« Les enfants ne comprennent pas pourquoi ils ne sont pas avec leur papa » : Amy, séparé de son mari aux Canaries

Marlène Panara Publié le : 20/06/2024 dans Infomigrants
Après une périlleuse traversée de l’océan Atlantique, Amy et sa famille ont atteint l’archipel des Canaries. Mais peu après leur arrivée, la famille originaire du Sénégal est séparée, le temps d’effectuer des tests de paternité. Une séparation très difficile pour les trois enfants du couple. Témoignage.

Amy* a pris la mer en Mauritanie pour les Canaries il y a trois mois. Après une périlleuse et difficile traversée, qu’elle ne souhaite pas évoquer, la jeune Sénégalaise, débarque à El Hierro, à l’ouest des Canaries, avec sa petite sœur, son mari et leurs trois enfants de 9, 5 et 1 an et demi. Elle attend, depuis, d’être transférée avec sa famille sur le continent européen.
« Après un mois à El Hierro, on a tous été emmenés à Las Palmas [sur l’île de Grande Canarie, ndlr]. C’est là que mon mari et moi avons été séparés. Avec les enfants et ma sœur, on vit dans le centre géré par Cruz Blanca. Mon mari, lui, est dans celui de la Croix-Rouge. Les deux structures sont séparées par un grillage.

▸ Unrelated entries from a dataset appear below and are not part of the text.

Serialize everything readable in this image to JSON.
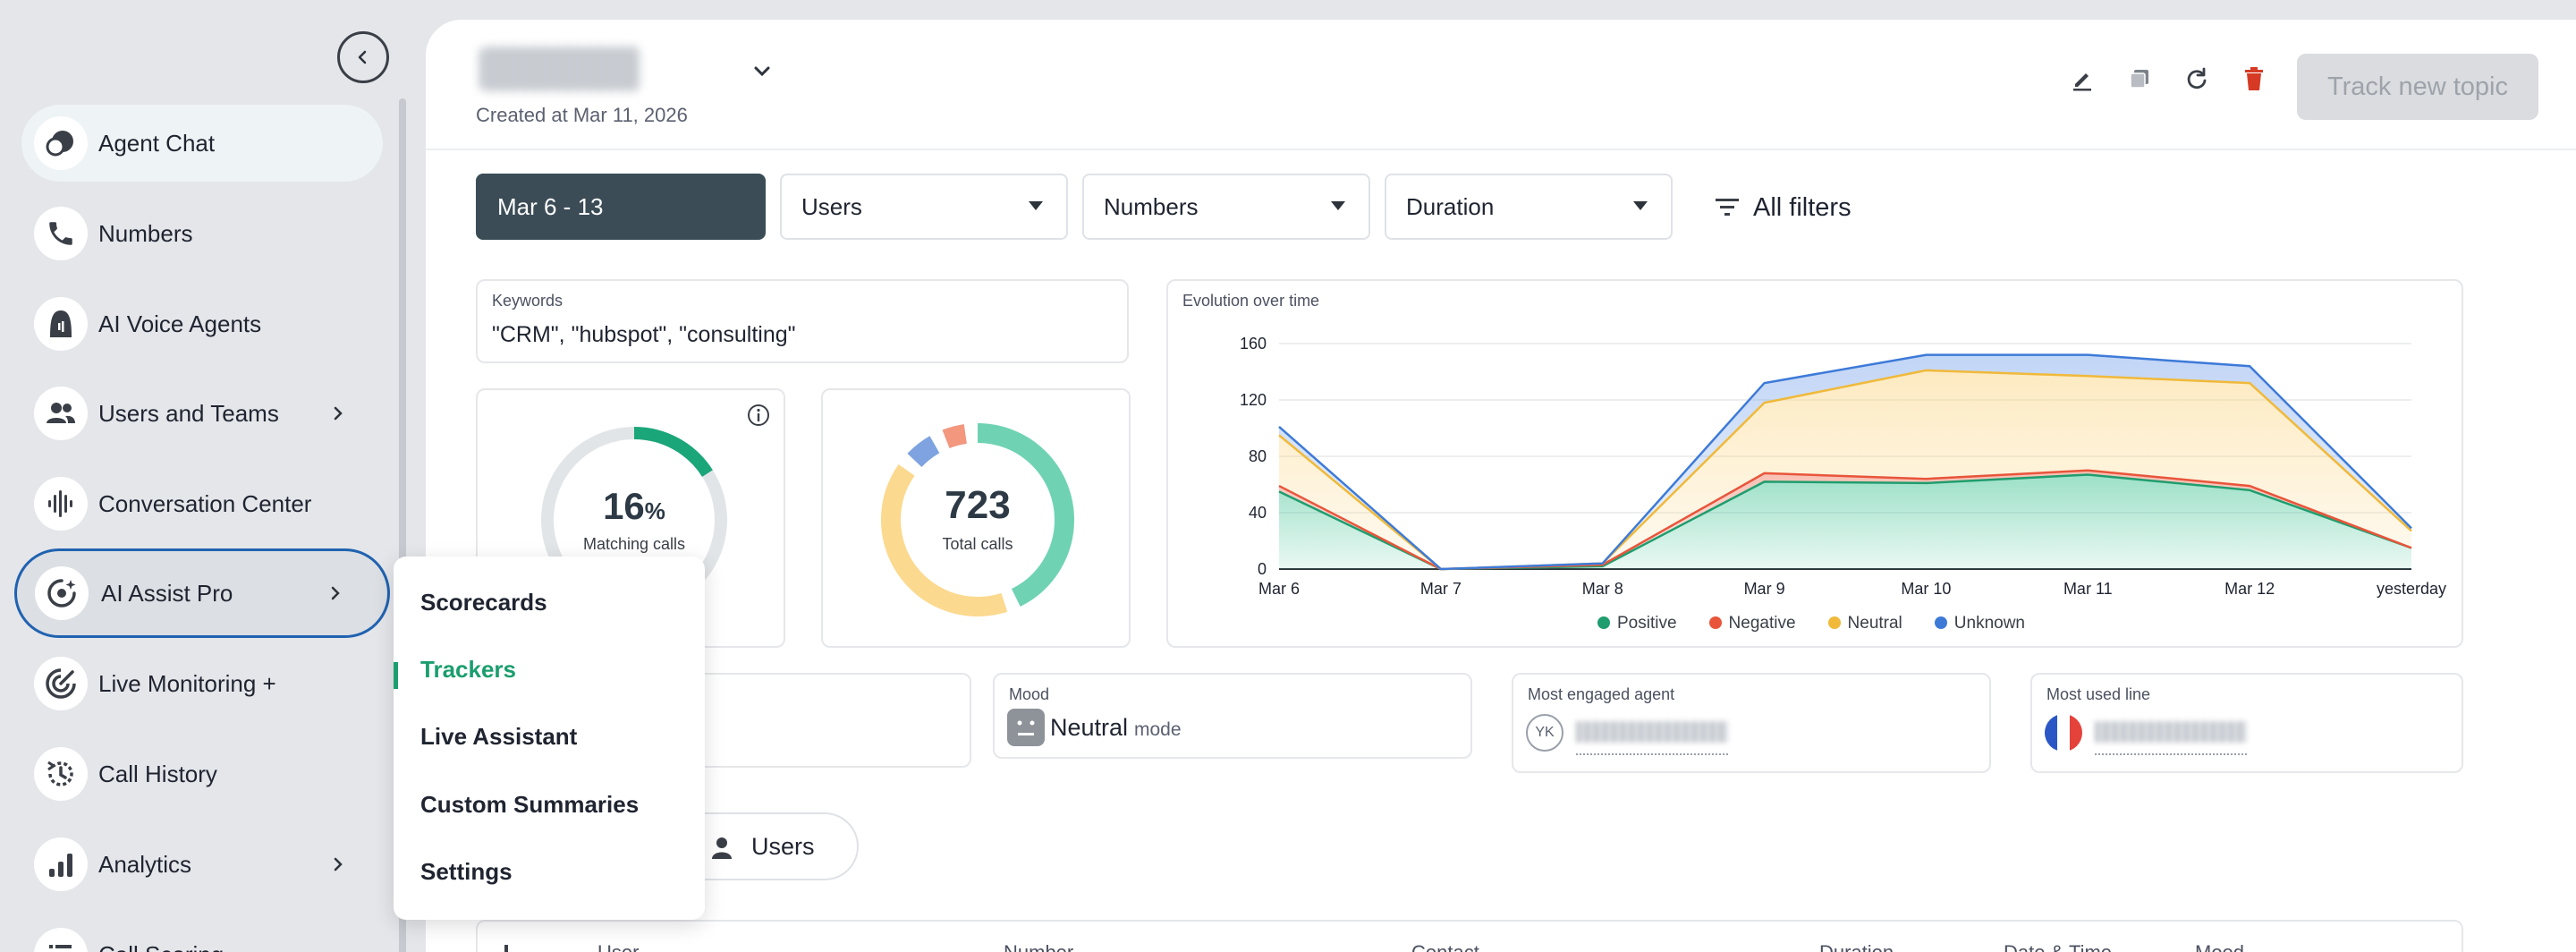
{
  "sidebar": {
    "items": [
      {
        "label": "Agent Chat",
        "icon": "agent-chat-icon"
      },
      {
        "label": "Numbers",
        "icon": "phone-icon"
      },
      {
        "label": "AI Voice Agents",
        "icon": "ai-voice-agent-icon"
      },
      {
        "label": "Users and Teams",
        "icon": "users-icon",
        "has_submenu": true
      },
      {
        "label": "Conversation Center",
        "icon": "waveform-icon"
      },
      {
        "label": "AI Assist Pro",
        "icon": "ai-assist-icon",
        "has_submenu": true
      },
      {
        "label": "Live Monitoring +",
        "icon": "live-monitoring-icon"
      },
      {
        "label": "Call History",
        "icon": "call-history-icon"
      },
      {
        "label": "Analytics",
        "icon": "analytics-icon",
        "has_submenu": true
      },
      {
        "label": "Call Scoring",
        "icon": "list-icon"
      }
    ]
  },
  "submenu": {
    "items": [
      "Scorecards",
      "Trackers",
      "Live Assistant",
      "Custom Summaries",
      "Settings"
    ],
    "active": "Trackers"
  },
  "header": {
    "created": "Created at Mar 11, 2026",
    "track_button": "Track new topic"
  },
  "filters": {
    "date": "Mar 6 - 13",
    "users": "Users",
    "numbers": "Numbers",
    "duration": "Duration",
    "all_filters": "All filters"
  },
  "keywords": {
    "label": "Keywords",
    "value": "\"CRM\", \"hubspot\", \"consulting\""
  },
  "matching": {
    "value": "16",
    "unit": "%",
    "label": "Matching calls",
    "percent": 16
  },
  "total": {
    "value": "723",
    "label": "Total calls",
    "segments": [
      {
        "name": "Positive",
        "share": 0.45,
        "color": "#6fd3b3"
      },
      {
        "name": "Neutral",
        "share": 0.42,
        "color": "#fbd98e"
      },
      {
        "name": "Unknown",
        "share": 0.07,
        "color": "#7ea3e0"
      },
      {
        "name": "Negative",
        "share": 0.06,
        "color": "#f3977f"
      }
    ]
  },
  "mood": {
    "label": "Mood",
    "value": "Neutral",
    "suffix": "mode"
  },
  "engaged_agent": {
    "label": "Most engaged agent",
    "initials": "YK"
  },
  "used_line": {
    "label": "Most used line"
  },
  "segment_toggle": {
    "users_label": "Users"
  },
  "table": {
    "columns": [
      "User",
      "Number",
      "Contact",
      "Duration",
      "Date & Time",
      "Mood"
    ]
  },
  "chart_data": {
    "type": "area",
    "title": "Evolution over time",
    "categories": [
      "Mar 6",
      "Mar 7",
      "Mar 8",
      "Mar 9",
      "Mar 10",
      "Mar 11",
      "Mar 12",
      "yesterday"
    ],
    "ylim": [
      0,
      160
    ],
    "yticks": [
      "0",
      "40",
      "80",
      "120",
      "160"
    ],
    "stacked": true,
    "series": [
      {
        "name": "Positive",
        "color": "#1f9d6e",
        "values": [
          55,
          0,
          2,
          62,
          61,
          67,
          56,
          15
        ]
      },
      {
        "name": "Negative",
        "color": "#e8553b",
        "values": [
          4,
          0,
          1,
          6,
          3,
          3,
          3,
          0
        ]
      },
      {
        "name": "Neutral",
        "color": "#f0b93a",
        "values": [
          36,
          0,
          1,
          50,
          77,
          67,
          73,
          12
        ]
      },
      {
        "name": "Unknown",
        "color": "#3d7ad8",
        "values": [
          6,
          0,
          0,
          14,
          11,
          15,
          12,
          2
        ]
      }
    ]
  }
}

La journée, on peut sortir, alors on se voit dans un petit parc dehors. C’est la seule façon d’être ensemble, car quand on se parle à travers le grillage, les gens du centre nous disent d’arrêter, que c’est interdit.

C’est très difficile de ne pas être ensemble dans le centre. Les enfants ne comprennent pas pourquoi ils ne sont pas avec leur papa le soir, ou quand ils vont se coucher. Ils n’ont pas l’habitude.

Une fois aux Canaries, les familles sont soumises à des tests ADN pour vérifier leur lien de parenté, d’après la Croix-Rouge espagnole. Le but : vérifier que les mineurs voyagent bien avec des membres de leur famille. Si un enfant voyage avec une autre personne que ses parents, des exceptions peuvent être faites, avec l’aide d’un assistant social. Ces procédures peuvent prendre plusieurs semaines.

J’ai fait une demande de regroupement familial. J’ai tout raconté à l’assistante sociale, on a fait un dossier, et des tests ADN. Mais depuis, je n’ai aucune réponse. On me demande aussi de prouver que ma sœur est bien ma sœur. En plus des tests ADN, j’ai donné des photos de ses fêtes d’anniversaire. J’espère qu’on va nous croire.

« Fuir mon père violent »

On ne s’attendait pas à ça, car on est arrivé ensemble. Avant de venir ici, on vivait tous dans la même maison en Mauritanie. J’ai quitté le Sénégal avec mon mari en 2018, pour fuir mon père violent. J’ai pris ma petite sœur avec moi, pour nous sauver.

InfoMigrants recueille régulièrement des témoignages de femmes migrantes ayant quitté leur pays pour fuir un entourage familial violent. Marie, une Ivoirienne de 22 ans, a fui la Côte d’Ivoire et sa famille musulmane, qui voulait la contraindre à un mariage forcé et à une mutilation génitale. « J’ai même eu peur qu’ils me tuent si je persistais dans ma relation avec un non musulman », avait-elle raconté.
En Mauritanie, la vie n’était pas trop difficile, mais je voulais une autre éducation pour mes enfants. Je veux qu’ils fassent des études en français, c’est mieux pour leur avenir. Moi je ne voulais pas prendre la mer, mais on n’avait pas d’autres solutions pour aller en Europe. Et rentrer au Sénégal, c’était hors de question. C’est trop dangereux pour moi et ma famille.

« Je suis fatiguée »
Le temps est si long ici. Je m’inquiète, j’ai peur qu’on soit séparés encore longtemps. Quand je demande des nouvelles de mon dossier, on me dit à chaque fois : ‘Il faut attendre’, ‘on vous tiendra au courant’. Je suis fatiguée.
Et pendant ce temps, mes enfants ne vont pas à l’école. Ils jouent parfois avec les autres dans le centre, mais ils s’ennuient quand même un peu, on fait toujours la même chose.

Parfois, je me mets dans un coin et je pleure. Je regrette, je me dis que je n’aurais jamais dû venir ici. Et puis je sèche mes larmes, et je me dis que ça va aller ».